Helping the Nonprofit Community
Every once in a while, I have something that I feel so strongly should be presented because of its importance to community, change, and capital that I write it without a question from my readers. Ken Saxon’s work is one such example.
Ken Saxon rightly is seen in the Santa Barbara community as the guru of leadership and the nonprofit world. He has a background from a great business school and has proven his ability as an entrepreneur. He is extremely bright, a systems-thinker with great humanity and commitment to helping our community and world. Besides all that, he is a really nice guy with a lovely family. When Ken talks, people listen. When Ken talks, I listen. Here is the interview.
Ken’s History
Ken was a liberal arts student with a sense that he wanted to go into business. From 1986 to 1988, he attended Stanford Business School. That’s where he caught the entrepreneurial bug. When entrepreneurs came to class, they had great stories to tell and that impressed him. When he came out of business school, he partnered with a classmate in the business of warehousing and managing business documents. It was called First American Records Management. Ken and his partner bought it from the owner who was ready to retire. Since they were just out of grad school and had little money, they bought it over a period of seven years.
Ken’s feelings about it give you a sense of who he is.
“I loved entrepreneurship. It challenged me, and was very creative.
“Did I have what it took to run a successful business based on values I respected? The answer turned out to be ‘Yes.’
“I learned what I needed to learn.
“People were the most fun part of business for me. I got gratification from interacting with and developing them.”
How Ken got into Philanthropy in Santa Barbara
“I began to look for the intersection of what I had to offer and what the community needed. As a small business guy, I identified with executive directors. They are generalists, they wear a lot of hats, most haven’t been formally prepared, they don’t have enough support, and they experience the loneliness of leadership. They also hold an awful lot of responsibility.”
This understanding led him to seek training through a leadership group model created by Parker J. Palmer and the Center for Courage & Renewal. It involved a peer group of leaders meeting in retreats. Groups meet quarterly for three days, over a 13-month period. Ken started such a program in 2008 here in Santa Barbara (and later, three other leadership programs). He founded local nonprofit Leading from Within to operate them and which is now led by Executive Director (and program alumnus) Ed France.
Ken is justifiably proud of what has been accomplished here.
“Our programs give participants a nourishing space to slow down and reconnect with themselves: What’s working, what’s not working, being together with their peers. It cultivates trusting relationships among peers. We now have 400 alumni from our four leadership programs. They have become an alumni network of local changemakers. That way they can keep investing in themselves and their communities.
“1. I don’t know of another region of the country where there is this level of personal and professional development in the nonprofit sector. It has created all sorts of collaborations here. The Santa Barbara Foundation has been a partner in each of our programs. We couldn’t have built all this without them.

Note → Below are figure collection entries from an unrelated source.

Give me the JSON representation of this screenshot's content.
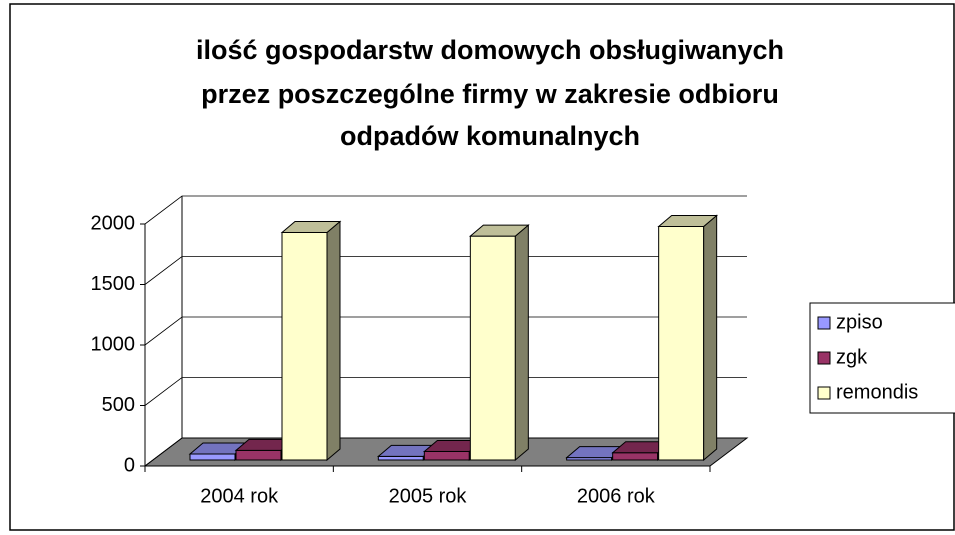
{
  "chart_data": {
    "type": "bar3d",
    "title": [
      "ilość gospodarstw domowych obsługiwanych",
      "przez poszczególne firmy w zakresie odbioru",
      "odpadów komunalnych"
    ],
    "categories": [
      "2004 rok",
      "2005 rok",
      "2006 rok"
    ],
    "series": [
      {
        "name": "zpiso",
        "color": "#9999ff",
        "values": [
          50,
          30,
          20
        ]
      },
      {
        "name": "zgk",
        "color": "#993366",
        "values": [
          80,
          70,
          60
        ]
      },
      {
        "name": "remondis",
        "color": "#ffffcc",
        "values": [
          1880,
          1850,
          1930
        ]
      }
    ],
    "ylim": [
      0,
      2000
    ],
    "yticks": [
      0,
      500,
      1000,
      1500,
      2000
    ],
    "grid": true,
    "legend": "right"
  }
}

“2. It has created a generative circle of relationships where before people and nonprofits operated more in separate siloes. Why a circle? Because no one is the head. Circles invite collaborative conversations and hearing from all voices.
“3. Our circles lead to leaders feeling more inspiration, support, relationship, passion, partnership, creativity, and they help to counteract burnout that can happen when you feel alone with the burdens you have taken on.
“We are dealing with complex problems. There needs to be more system-level thinking. As a nonprofit, your focus can become simply keeping your program going; you may or may not be having a real impact on the problem. It might be just as bad tomorrow as it is today. So, any real social change has to engage across boundaries –nonprofit to nonprofit, business, government, citizens. I think this is where innovation really happens – across boundaries.”
Impact Investing and its Place in Helping the Community
I asked Ken what his opinion was of impact investing and its place in helping the community. Although he is familiar with impact investing and has done some himself, he first asked me to define what impact investing was. I took that as wanting to see where I stood in the large and emerging world of impact investing. Would I think that it was just another form of investment capital in emerging companies? Was my focus solely looking for market rate return? Or did I embrace the entire spectrum from almost pure philanthropy to astoundingly impactful and profitable emerging impact investments.
I told him I believe that impact investing is a spectrum. It includes low interest loans to nonprofits and emerging impact organizations, loan guarantees, and a variety of programs that tie together capital from government, foundations and other sources of capital, including private individuals. While I thought grants were vital and important resources, any distribution of capital that had no anticipated return was only a grant and not impact investing.
Here was his response:
“There is a lot of capital out there. This is a world that is awash in capital. Anything that supports more of that capital being used to the benefit of the local community is a good thing. Every individual has their own risk profile and their own likes and dislikes. Impact investing should attract more people because it addresses all these diverse needs. For most people who accumulate wealth beyond what they can use, they have the potential to do a great deal of good with it to benefit society. Many just lack the imagination of how to use it.”
This is why educating those interested in using capital to do good and make a sustainable difference in social, environmental and economic needs is so vital.